Andy Thomas
Andy Thomas

Reputation: 86449

How to globally replace one annotation type with another?

I would like to replace one annotation type with another, throughout a large codebase.

This requires updating import statements and the annotations themselves.

Is there a mechanism to do this in the Eclipse IDE other than possibly naive textual search/replace?

For example:

import edu.umd.cs.findbugs.annotations.NonNull;
...
    public @NonNull Integer
    foo( @NonNull Integer arg0 ) { ... }

Needs to be updated to:

import javax.annotation.Nonnull;
...
    public @Nonnull Integer
    foo( @Nonnull Integer arg0 ) { ... }

Upvotes: 4

Views: 252

Answers (1)

gknicker
gknicker

Reputation: 5569

It's easy in Eclipse.

  1. From the Search menu choose File...
  2. Set Containing text: to, for example, edu.umd.cs.findbugs.annotations.NonNull and click the Search button.
  3. In the Search results view, use the context menu Remove Selected Matches as necessary to remove matches that shouldn't be replaced
  4. Right-click one of the results (context menu) and choose Replace all...
  5. In the Replace Text Matches dialog, enter the replacement phrase javax.annotation.Nonnull in the With: box and click OK

The above would replace the imports, then you'd go through these steps again to replace the @NotNull uses.

If you prefer to use the refactoring tool, there is a way to go about this. But it's pretty involved, especially if you don't have access to the source code of the identifier you wish to move away from.
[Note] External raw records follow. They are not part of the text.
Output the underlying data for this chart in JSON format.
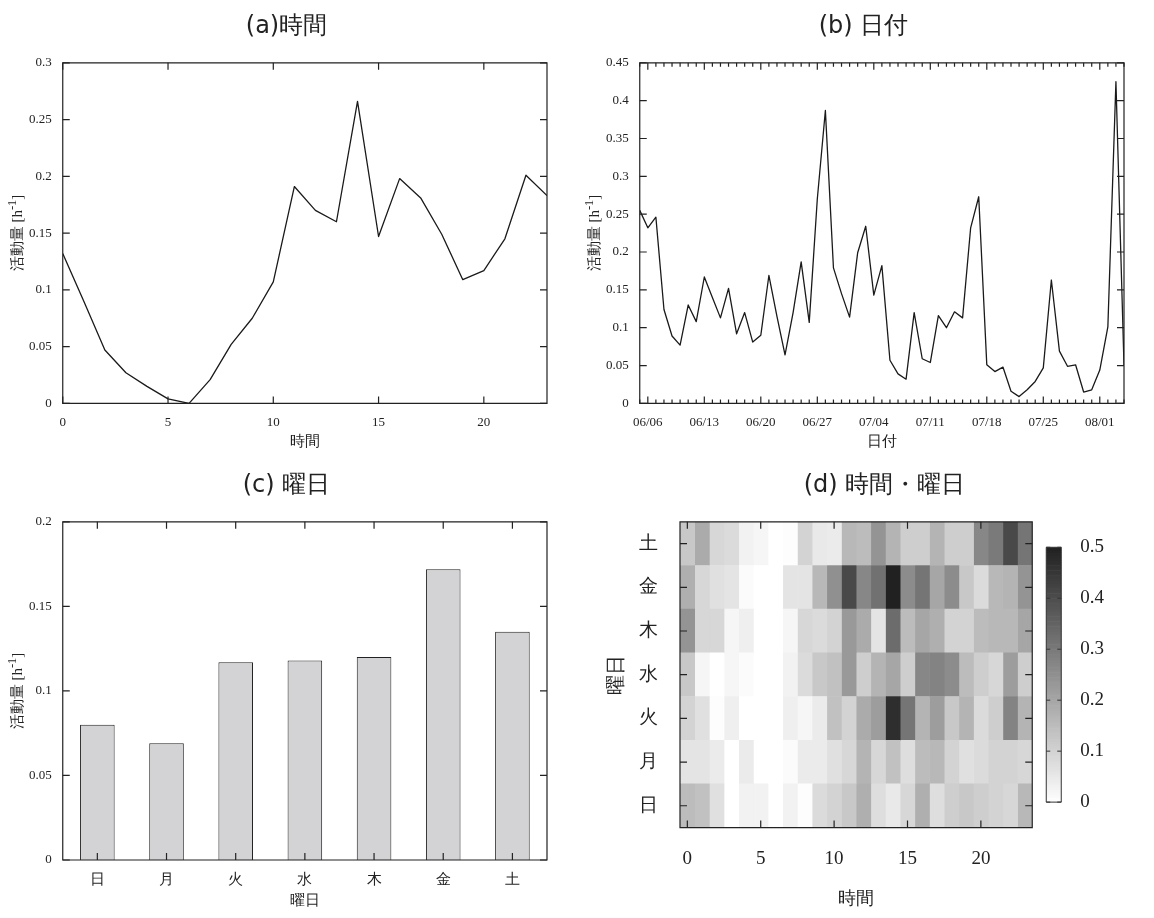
{
  "chart_data": [
    {
      "type": "line",
      "title": "(a)時間",
      "xlabel": "時間",
      "ylabel": "活動量 [h$^{-1}$]",
      "color": "#1a1a1a",
      "x": [
        0,
        1,
        2,
        3,
        4,
        5,
        6,
        7,
        8,
        9,
        10,
        11,
        12,
        13,
        14,
        15,
        16,
        17,
        18,
        19,
        20,
        21,
        22,
        23
      ],
      "values": [
        0.132,
        0.09,
        0.047,
        0.027,
        0.015,
        0.004,
        0.0,
        0.021,
        0.052,
        0.075,
        0.107,
        0.191,
        0.17,
        0.16,
        0.266,
        0.147,
        0.198,
        0.181,
        0.149,
        0.109,
        0.117,
        0.145,
        0.201,
        0.183
      ],
      "xlim": [
        0,
        23
      ],
      "xticks": [
        0,
        5,
        10,
        15,
        20
      ],
      "ylim": [
        0,
        0.3
      ],
      "yticks": [
        0,
        0.05,
        0.1,
        0.15,
        0.2,
        0.25,
        0.3
      ]
    },
    {
      "type": "line",
      "title": "(b) 日付",
      "xlabel": "日付",
      "ylabel": "活動量 [h$^{-1}$]",
      "color": "#1a1a1a",
      "x": [
        "--06-05",
        "--06-06",
        "--06-07",
        "--06-08",
        "--06-09",
        "--06-10",
        "--06-11",
        "--06-12",
        "--06-13",
        "--06-14",
        "--06-15",
        "--06-16",
        "--06-17",
        "--06-18",
        "--06-19",
        "--06-20",
        "--06-21",
        "--06-22",
        "--06-23",
        "--06-24",
        "--06-25",
        "--06-26",
        "--06-27",
        "--06-28",
        "--06-29",
        "--06-30",
        "--07-01",
        "--07-02",
        "--07-03",
        "--07-04",
        "--07-05",
        "--07-06",
        "--07-07",
        "--07-08",
        "--07-09",
        "--07-10",
        "--07-11",
        "--07-12",
        "--07-13",
        "--07-14",
        "--07-15",
        "--07-16",
        "--07-17",
        "--07-18",
        "--07-19",
        "--07-20",
        "--07-21",
        "--07-22",
        "--07-23",
        "--07-24",
        "--07-25",
        "--07-26",
        "--07-27",
        "--07-28",
        "--07-29",
        "--07-30",
        "--07-31",
        "--08-01",
        "--08-02",
        "--08-03",
        "--08-04"
      ],
      "values": [
        0.255,
        0.232,
        0.246,
        0.124,
        0.089,
        0.077,
        0.13,
        0.108,
        0.167,
        0.14,
        0.113,
        0.152,
        0.092,
        0.12,
        0.081,
        0.09,
        0.169,
        0.115,
        0.064,
        0.12,
        0.187,
        0.107,
        0.27,
        0.387,
        0.179,
        0.145,
        0.114,
        0.199,
        0.234,
        0.143,
        0.182,
        0.057,
        0.039,
        0.032,
        0.12,
        0.059,
        0.054,
        0.116,
        0.1,
        0.121,
        0.113,
        0.232,
        0.273,
        0.051,
        0.042,
        0.048,
        0.016,
        0.009,
        0.018,
        0.029,
        0.047,
        0.163,
        0.069,
        0.049,
        0.051,
        0.015,
        0.018,
        0.044,
        0.101,
        0.425,
        0.05
      ],
      "xlim": [
        "--06-05",
        "--08-04"
      ],
      "xticks": [
        {
          "value": "--06-05",
          "label": null
        },
        {
          "value": "--06-06",
          "label": "06/06"
        },
        {
          "value": "--06-07",
          "label": null
        },
        {
          "value": "--06-08",
          "label": null
        },
        {
          "value": "--06-09",
          "label": null
        },
        {
          "value": "--06-10",
          "label": null
        },
        {
          "value": "--06-11",
          "label": null
        },
        {
          "value": "--06-12",
          "label": null
        },
        {
          "value": "--06-13",
          "label": "06/13"
        },
        {
          "value": "--06-14",
          "label": null
        },
        {
          "value": "--06-15",
          "label": null
        },
        {
          "value": "--06-16",
          "label": null
        },
        {
          "value": "--06-17",
          "label": null
        },
        {
          "value": "--06-18",
          "label": null
        },
        {
          "value": "--06-19",
          "label": null
        },
        {
          "value": "--06-20",
          "label": "06/20"
        },
        {
          "value": "--06-21",
          "label": null
        },
        {
          "value": "--06-22",
          "label": null
        },
        {
          "value": "--06-23",
          "label": null
        },
        {
          "value": "--06-24",
          "label": null
        },
        {
          "value": "--06-25",
          "label": null
        },
        {
          "value": "--06-26",
          "label": null
        },
        {
          "value": "--06-27",
          "label": "06/27"
        },
        {
          "value": "--06-28",
          "label": null
        },
        {
          "value": "--06-29",
          "label": null
        },
        {
          "value": "--06-30",
          "label": null
        },
        {
          "value": "--07-01",
          "label": null
        },
        {
          "value": "--07-02",
          "label": null
        },
        {
          "value": "--07-03",
          "label": null
        },
        {
          "value": "--07-04",
          "label": "07/04"
        },
        {
          "value": "--07-05",
          "label": null
        },
        {
          "value": "--07-06",
          "label": null
        },
        {
          "value": "--07-07",
          "label": null
        },
        {
          "value": "--07-08",
          "label": null
        },
        {
          "value": "--07-09",
          "label": null
        },
        {
          "value": "--07-10",
          "label": null
        },
        {
          "value": "--07-11",
          "label": "07/11"
        },
        {
          "value": "--07-12",
          "label": null
        },
        {
          "value": "--07-13",
          "label": null
        },
        {
          "value": "--07-14",
          "label": null
        },
        {
          "value": "--07-15",
          "label": null
        },
        {
          "value": "--07-16",
          "label": null
        },
        {
          "value": "--07-17",
          "label": null
        },
        {
          "value": "--07-18",
          "label": "07/18"
        },
        {
          "value": "--07-19",
          "label": null
        },
        {
          "value": "--07-20",
          "label": null
        },
        {
          "value": "--07-21",
          "label": null
        },
        {
          "value": "--07-22",
          "label": null
        },
        {
          "value": "--07-23",
          "label": null
        },
        {
          "value": "--07-24",
          "label": null
        },
        {
          "value": "--07-25",
          "label": "07/25"
        },
        {
          "value": "--07-26",
          "label": null
        },
        {
          "value": "--07-27",
          "label": null
        },
        {
          "value": "--07-28",
          "label": null
        },
        {
          "value": "--07-29",
          "label": null
        },
        {
          "value": "--07-30",
          "label": null
        },
        {
          "value": "--07-31",
          "label": null
        },
        {
          "value": "--08-01",
          "label": "08/01"
        },
        {
          "value": "--08-02",
          "label": null
        },
        {
          "value": "--08-03",
          "label": null
        },
        {
          "value": "--08-04",
          "label": null
        }
      ],
      "ylim": [
        0,
        0.45
      ],
      "yticks": [
        0,
        0.05,
        0.1,
        0.15,
        0.2,
        0.25,
        0.3,
        0.35,
        0.4,
        0.45
      ]
    },
    {
      "type": "bar",
      "title": "(c) 曜日",
      "xlabel": "曜日",
      "ylabel": "活動量 [h$^{-1}$]",
      "color": "#d3d3d5",
      "categories": [
        "日",
        "月",
        "火",
        "水",
        "木",
        "金",
        "土"
      ],
      "values": [
        0.08,
        0.069,
        0.117,
        0.118,
        0.12,
        0.172,
        0.135
      ],
      "ylim": [
        0,
        0.2
      ],
      "yticks": [
        0,
        0.05,
        0.1,
        0.15,
        0.2
      ]
    },
    {
      "type": "heatmap",
      "title": "(d) 時間・曜日",
      "xlabel": "時間",
      "ylabel": "曜日",
      "categories": [
        "0",
        null,
        null,
        null,
        null,
        "5",
        null,
        null,
        null,
        null,
        "10",
        null,
        null,
        null,
        null,
        "15",
        null,
        null,
        null,
        null,
        "20",
        null,
        null,
        null
      ],
      "y_categories": [
        "土",
        "金",
        "木",
        "水",
        "火",
        "月",
        "日"
      ],
      "cells": [
        [
          0.125,
          0.19,
          0.09,
          0.08,
          0.03,
          0.02,
          0,
          0.005,
          0.1,
          0.05,
          0.045,
          0.16,
          0.15,
          0.24,
          0.17,
          0.11,
          0.11,
          0.17,
          0.11,
          0.11,
          0.27,
          0.3,
          0.41,
          0.31
        ],
        [
          0.18,
          0.09,
          0.07,
          0.06,
          0.01,
          0,
          0,
          0.06,
          0.06,
          0.16,
          0.25,
          0.41,
          0.27,
          0.32,
          0.5,
          0.26,
          0.31,
          0.2,
          0.26,
          0.125,
          0.08,
          0.16,
          0.17,
          0.24
        ],
        [
          0.24,
          0.09,
          0.09,
          0.02,
          0.035,
          0,
          0,
          0.02,
          0.09,
          0.08,
          0.1,
          0.23,
          0.19,
          0.06,
          0.33,
          0.15,
          0.2,
          0.18,
          0.1,
          0.1,
          0.15,
          0.16,
          0.16,
          0.2
        ],
        [
          0.125,
          0.02,
          0,
          0.02,
          0.01,
          0,
          0,
          0.03,
          0.08,
          0.125,
          0.14,
          0.23,
          0.11,
          0.17,
          0.2,
          0.11,
          0.27,
          0.28,
          0.26,
          0.15,
          0.11,
          0.09,
          0.22,
          0.11
        ],
        [
          0.1,
          0.07,
          0.005,
          0.035,
          0,
          0,
          0,
          0.035,
          0.02,
          0.045,
          0.14,
          0.1,
          0.19,
          0.22,
          0.47,
          0.31,
          0.17,
          0.22,
          0.125,
          0.17,
          0.08,
          0.11,
          0.28,
          0.17
        ],
        [
          0.06,
          0.06,
          0.045,
          0,
          0.045,
          0,
          0,
          0.01,
          0.045,
          0.045,
          0.07,
          0.09,
          0.17,
          0.09,
          0.14,
          0.075,
          0.15,
          0.16,
          0.1,
          0.07,
          0.08,
          0.1,
          0.1,
          0.09
        ],
        [
          0.15,
          0.14,
          0.07,
          0,
          0.03,
          0.03,
          0,
          0.03,
          0.005,
          0.08,
          0.1,
          0.125,
          0.18,
          0.075,
          0.05,
          0.09,
          0.18,
          0.075,
          0.11,
          0.125,
          0.11,
          0.1,
          0.09,
          0.16
        ]
      ],
      "clim": [
        0,
        0.5
      ],
      "cticks": [
        0,
        0.1,
        0.2,
        0.3,
        0.4,
        0.5
      ]
    }
  ]
}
  1. If the identifier being referenced is not under your control, then put it under your control through whatever manipulation necessary. For example, let's say you're using a third-party annotation edu.umd.cs.findbugs.annotations.NonNull from a jar file. Ideally you'd have access to the source code, but you could also stub out the annotation. In any case, you'd remove the third-party jar file from your project and replace it with source code in your project, then get a clean build.
  2. With the source in question now under your control, Refactor->Rename... it to the target name then Refactor->Move... it to the target package. You might have to create the package in your project first.
  3. Finally, if applicable, delete the imposter you've just created, so that the real one can take its rightful place.
  4. Any other temporary package cleanup as necessary.